Les Incroyants (2013), un documentaire de Gus Holwerda

Voilà un an que le « documentaire » de Gus Holwerda, Les Incroyants (titre original : The Unbelievers), réalisé en 2013, bénéficie d’une médiatisation importante en étant proposé sur des plateformes VOD populaires (Amazon, Netflix, iTunes, Google play). Après l’avoir visionné, nous comprenons que ce large déploiement prenne un autre sens que la simple diffusion d’un produit de consommation : il ne s’agit ni plus ni moins que d’une campagne promotionnelle pour l’athéisme, c’est-à-dire une forme nouvelle de croyance qui immobilise la pensée.

Il est malheureux que Richard Dawkins et Lawrence Krauss se trouvent au milieu de ce film. Les deux scientifiques, dont les recherches constituent des étapes importantes dans la compréhension du monde biologique et physique, sont montrés comme deux croisés de la raison partant en guerre contre l’obscurantisme religieux.
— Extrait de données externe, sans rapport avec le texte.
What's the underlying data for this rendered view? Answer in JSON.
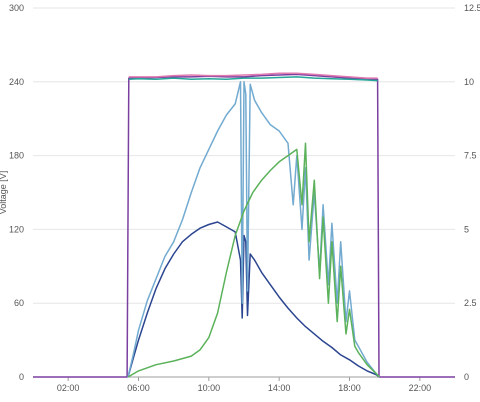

L’affaire n’aurait peut-être pas été malheureuse si les ennemis rencontrés sur le chemin n’avaient été que des caricatures anglo-saxonnes de religieux (des prêtres imbéciles qui rejettent l’évolutionnisme et affirment que l’homme descend de Neandertal), et les amis des caricatures de penseurs ; ou si l’humour involontaire du savant avait rencontré la détermination du penseur. Nous ne trouverons rien de tout ça dans ce document de propagande, qui ne fait que juxtaposer des petits bouts de discours sur un fond musical plus ou moins discret. À terme, c’est tant la religion que la science et la philosophie qui perdent au change. Sous les mots épars proférés par les différents incroyants, nous ne parvenons plus à entendre autre chose qu’une chanson populiste dont les paroles seraient : « Join the atheists ! »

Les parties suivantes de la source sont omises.